Ho una discreta passione per la birra.

Riesco a consumarne parecchie bottiglie, e prima di finire prono sul pavimento raggiungo l' equibrio d'una ballerina classica che stesse ritta su un piede su una corda sospesa sull'abisso.


Non ho mai assunto LSD: le mie forme mentali sono fragili e sformate quanto basta per garantire spifferi di ogni genere. La mia immagine dell'agorafobia illimite rasenta quella della morte, e non sono curioso.


Dico questo perché presuppongo che, s'avete cliccato sul link che vi ha portati sin qui, abbiate nulla o scarsa nozione di un uomo chiamato Syd Barrett.
Una recensione dovrebbe illuminare una porta d'entrata, pungolare una curiosità tutta ancora da venire e che vi porti al frutto maturo dell'ascolto. Di solito funziona così. Perché vedete, con The piper at the gates of dawn scribacchiare una recensione veloce risulta dannatamente difficoltoso, per diverse ragioni:

1) Questo disco discrimina un prima e un dopo. Tecnicamente, culturalmente, imagologicamente.

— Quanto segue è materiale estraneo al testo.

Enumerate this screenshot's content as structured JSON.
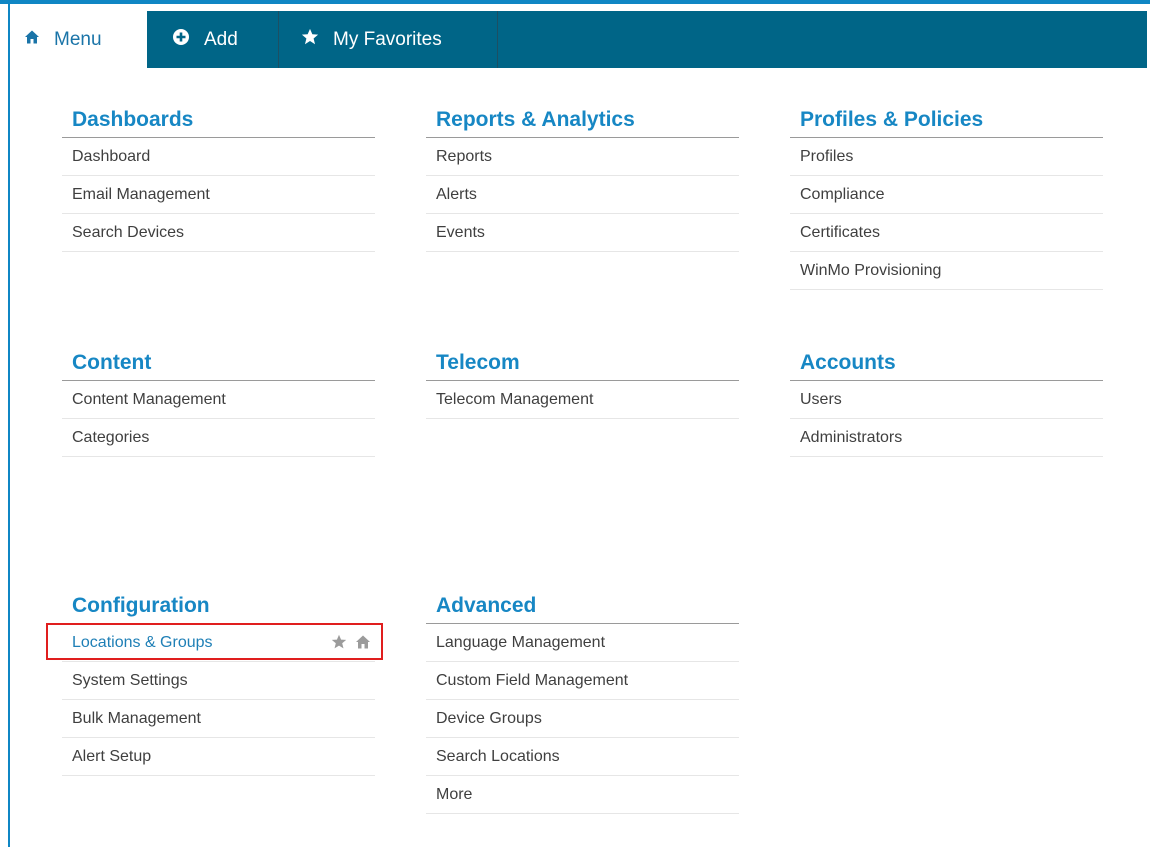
{
  "nav": {
    "tabs": [
      {
        "label": "Menu",
        "icon": "home-icon"
      },
      {
        "label": "Add",
        "icon": "plus-circle-icon"
      },
      {
        "label": "My Favorites",
        "icon": "star-icon"
      }
    ]
  },
  "sections": {
    "dashboards": {
      "title": "Dashboards",
      "items": [
        "Dashboard",
        "Email Management",
        "Search Devices"
      ]
    },
    "reports": {
      "title": "Reports & Analytics",
      "items": [
        "Reports",
        "Alerts",
        "Events"
      ]
    },
    "profiles": {
      "title": "Profiles & Policies",
      "items": [
        "Profiles",
        "Compliance",
        "Certificates",
        "WinMo Provisioning"
      ]
    },
    "content": {
      "title": "Content",
      "items": [
        "Content Management",
        "Categories"
      ]
    },
    "telecom": {
      "title": "Telecom",
      "items": [
        "Telecom Management"
      ]
    },
    "accounts": {
      "title": "Accounts",
      "items": [
        "Users",
        "Administrators"
      ]
    },
    "configuration": {
      "title": "Configuration",
      "items": [
        "Locations & Groups",
        "System Settings",
        "Bulk Management",
        "Alert Setup"
      ]
    },
    "advanced": {
      "title": "Advanced",
      "items": [
        "Language Management",
        "Custom Field Management",
        "Device Groups",
        "Search Locations",
        "More"
      ]
    }
  },
  "hover_item_actions": [
    "favorite-star-icon",
    "set-home-icon"
  ],
  "colors": {
    "nav_bg": "#006587",
    "section_title": "#1787c4",
    "item_text": "#3f3f3f",
    "active_item": "#1e7fb6",
    "highlight_border": "#e01e1e"
  }
}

2) Questo è il disco che dovete portare sulla pelle se avete la minima intenzione di comprendere cosa sia la psichedelia inglese.

3) Perché è uno dei dischi più ispirati e densi della musica rock tout court.

4) Perché, una volta che avrete calato la fatidica testina sui solchi (o pressato ingenuamente il vostro play sul lettore cd) la proliferazioni di immagini nel vostro cervello vi sorprenderà, e il compìto intento didascalico vi sembrerà la cosa più prosaica del mondo.


Diamo allora per scontato che abbiate intrapreso l'opra e abbiate in questo momento alle orecchie il primo pezzo Astronomy domine. Cosa sentite? Delle vibrazioni. Cosmiche. Dei vortici centripeti di note, pulsazioni di stelle estinte. Rumori indecifrabili, e una spaventosa preghiera al buio in attesa, che segue la pendenza di una regressione armonica. The sound surrounds the icy water underground, eppure quel suono non va da nessuna parte, sale e scende, poi gira in tondo, prende l'ascensore, e riprende il ciclo.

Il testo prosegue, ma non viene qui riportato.